Formula = Who + Has to do what + about what

Notice how saying that Julie’s job to be done is be informed could sound way to broad. Everyone’s job to be done is to keep up to date.

The more you can be specific about your client’s job to be done, the more you’ll be able to serve a basic necessity that they repeatedly have.

Therefore, this is the way to potentially design a virtual event that better sells your product, service, technology or whatever you can do to help this person.

Disruptive strategies for virtual events

3. Disruptive strategies for virtual events:

Plan or execution: what’s the priority? Planning is crucial, but no plan will resist the execution phase.

The simpler is your client’s job to be done, the better. But finding it might be not so easy.

You’ll need to experiment in short cycles that alternate planning and execution. In between this continuous stages, you’ll find results that will reveal to you what is the iterative step to be done next.

Agile Planning and execution
Agile Planning + Execution

Let’s get back to Julie.

She’s been spending a lot of time consuming content on the. But she still needs to be productive, besides attending to lots of meetings.
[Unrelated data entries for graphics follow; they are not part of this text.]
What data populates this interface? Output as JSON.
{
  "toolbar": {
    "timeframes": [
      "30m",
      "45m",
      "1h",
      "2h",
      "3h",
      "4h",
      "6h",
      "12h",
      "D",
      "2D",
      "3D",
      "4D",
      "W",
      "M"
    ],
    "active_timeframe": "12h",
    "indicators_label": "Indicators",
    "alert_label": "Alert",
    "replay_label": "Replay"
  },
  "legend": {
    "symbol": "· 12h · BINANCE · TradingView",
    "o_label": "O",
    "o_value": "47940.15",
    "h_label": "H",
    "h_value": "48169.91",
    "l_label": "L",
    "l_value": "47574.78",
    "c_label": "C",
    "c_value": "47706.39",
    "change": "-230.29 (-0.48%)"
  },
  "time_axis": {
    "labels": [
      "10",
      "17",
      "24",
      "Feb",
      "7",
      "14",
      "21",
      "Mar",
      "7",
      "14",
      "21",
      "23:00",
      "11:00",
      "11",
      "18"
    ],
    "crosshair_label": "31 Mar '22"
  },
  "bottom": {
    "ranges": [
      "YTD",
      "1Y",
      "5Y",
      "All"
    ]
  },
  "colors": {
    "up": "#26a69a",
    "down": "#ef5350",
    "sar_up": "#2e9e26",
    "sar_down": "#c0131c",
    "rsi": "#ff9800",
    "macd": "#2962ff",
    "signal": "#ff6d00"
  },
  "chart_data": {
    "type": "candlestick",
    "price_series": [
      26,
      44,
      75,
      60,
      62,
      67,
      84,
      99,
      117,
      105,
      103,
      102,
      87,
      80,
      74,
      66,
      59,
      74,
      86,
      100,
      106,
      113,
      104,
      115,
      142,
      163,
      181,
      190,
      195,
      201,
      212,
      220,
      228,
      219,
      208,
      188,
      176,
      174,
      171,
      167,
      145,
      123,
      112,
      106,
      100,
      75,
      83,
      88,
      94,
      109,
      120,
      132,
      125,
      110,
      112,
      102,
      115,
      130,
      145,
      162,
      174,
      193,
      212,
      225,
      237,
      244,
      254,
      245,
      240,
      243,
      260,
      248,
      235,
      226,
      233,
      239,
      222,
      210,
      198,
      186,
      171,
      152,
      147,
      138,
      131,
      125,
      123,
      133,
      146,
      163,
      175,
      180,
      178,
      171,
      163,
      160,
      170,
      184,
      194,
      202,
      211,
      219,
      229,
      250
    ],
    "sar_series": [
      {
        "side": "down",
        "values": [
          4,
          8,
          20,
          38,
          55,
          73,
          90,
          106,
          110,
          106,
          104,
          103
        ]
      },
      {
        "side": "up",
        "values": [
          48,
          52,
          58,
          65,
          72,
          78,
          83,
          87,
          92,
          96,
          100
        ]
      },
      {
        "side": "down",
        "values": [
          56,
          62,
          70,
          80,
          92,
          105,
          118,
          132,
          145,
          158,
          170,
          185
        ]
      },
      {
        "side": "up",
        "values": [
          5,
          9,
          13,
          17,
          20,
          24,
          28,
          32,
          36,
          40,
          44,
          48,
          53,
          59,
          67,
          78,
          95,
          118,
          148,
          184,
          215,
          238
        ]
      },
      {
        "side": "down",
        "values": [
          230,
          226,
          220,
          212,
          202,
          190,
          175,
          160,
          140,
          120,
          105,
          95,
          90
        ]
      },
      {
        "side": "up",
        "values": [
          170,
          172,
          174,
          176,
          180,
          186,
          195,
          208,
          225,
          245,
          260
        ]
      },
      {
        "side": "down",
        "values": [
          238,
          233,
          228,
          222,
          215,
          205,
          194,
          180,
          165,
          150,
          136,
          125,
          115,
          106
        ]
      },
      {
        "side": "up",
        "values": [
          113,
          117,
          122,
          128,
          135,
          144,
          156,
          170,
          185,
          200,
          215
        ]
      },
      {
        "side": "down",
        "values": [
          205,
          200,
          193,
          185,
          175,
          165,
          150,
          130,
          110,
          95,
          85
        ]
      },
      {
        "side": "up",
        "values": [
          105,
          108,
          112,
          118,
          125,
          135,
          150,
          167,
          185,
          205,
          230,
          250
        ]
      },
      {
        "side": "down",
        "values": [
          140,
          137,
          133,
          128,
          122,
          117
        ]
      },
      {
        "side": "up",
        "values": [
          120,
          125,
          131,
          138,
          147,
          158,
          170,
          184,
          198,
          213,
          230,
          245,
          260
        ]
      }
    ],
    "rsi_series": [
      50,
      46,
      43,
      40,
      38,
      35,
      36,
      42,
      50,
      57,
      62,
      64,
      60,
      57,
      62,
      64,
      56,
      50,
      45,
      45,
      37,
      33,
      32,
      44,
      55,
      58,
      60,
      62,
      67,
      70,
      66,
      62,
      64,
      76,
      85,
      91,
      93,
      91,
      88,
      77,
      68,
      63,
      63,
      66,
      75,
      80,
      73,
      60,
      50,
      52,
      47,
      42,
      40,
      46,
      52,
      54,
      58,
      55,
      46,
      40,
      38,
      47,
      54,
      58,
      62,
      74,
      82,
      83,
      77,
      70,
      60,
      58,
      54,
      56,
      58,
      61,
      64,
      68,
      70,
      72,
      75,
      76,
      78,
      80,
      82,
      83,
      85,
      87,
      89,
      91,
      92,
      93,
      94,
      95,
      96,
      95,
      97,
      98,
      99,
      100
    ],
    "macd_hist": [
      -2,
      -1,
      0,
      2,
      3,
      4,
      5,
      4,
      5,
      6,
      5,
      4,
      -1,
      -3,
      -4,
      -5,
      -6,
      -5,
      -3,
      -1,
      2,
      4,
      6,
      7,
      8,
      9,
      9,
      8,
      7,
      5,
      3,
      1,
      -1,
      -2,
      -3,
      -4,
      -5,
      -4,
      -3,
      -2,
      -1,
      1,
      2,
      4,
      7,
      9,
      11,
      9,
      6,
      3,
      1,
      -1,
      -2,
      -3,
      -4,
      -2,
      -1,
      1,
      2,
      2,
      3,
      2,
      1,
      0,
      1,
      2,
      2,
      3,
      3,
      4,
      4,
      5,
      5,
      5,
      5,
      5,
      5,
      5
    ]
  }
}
So, she now has decided she’ll choose to dedicate no more than one hour per day to her self development.

Therefore, your virtual event is now competing not only with other virtual events, but also with the podcasts she’s listening, blogs that she is reading and on-demand videos that she is watching.

A typical journey that Julie and other event pros go through over and over.

Typical journey of a virtual event attendee (generic)
Typical journey of a virtual event attendee (generic)
Five shifts to create disruptive virtual events

4. Five shifts to create disruptive virtual events

five steps to create disruptive virtual events
  • Map your client’s value chain.
  • Identify what type of value (monetary, time saving, effortless, etc) you can add on each step.
  • In which of theses activities this client is clearly unsatisfied?
  • Tackle the weak spot. Whether is a weakness of your competitors or something that your own virtual events could do better.
  • Anticipate the response of your competitors.
conclusion

5. In conclusion

Still according to Christensen, these are the main characteristics of those who are leading disruptive innovations:

  • Capacity of associating not so obvious ideas.
  • Questioning attitude.
  • Being observant.
  • Building networking.
  • Having the practice of experimentation as a work method.

And how does that apply to virtual events? In each and every touch point.

70% of marketers don’t see virtual events a short-term fix. Firstly, because they are saving a lot of money to corporations.

Also, because they’re now fighting for space among other popular means of content consumption such as podcasts or YouTube channels.

It’s not that virtual events will replace in-person experiences. They’ll just add up as a very good choice and we’d be silly to think they’ll go away at some time.

Hybrid events are the future, regardless of the virtual / in-person proportion of any given event.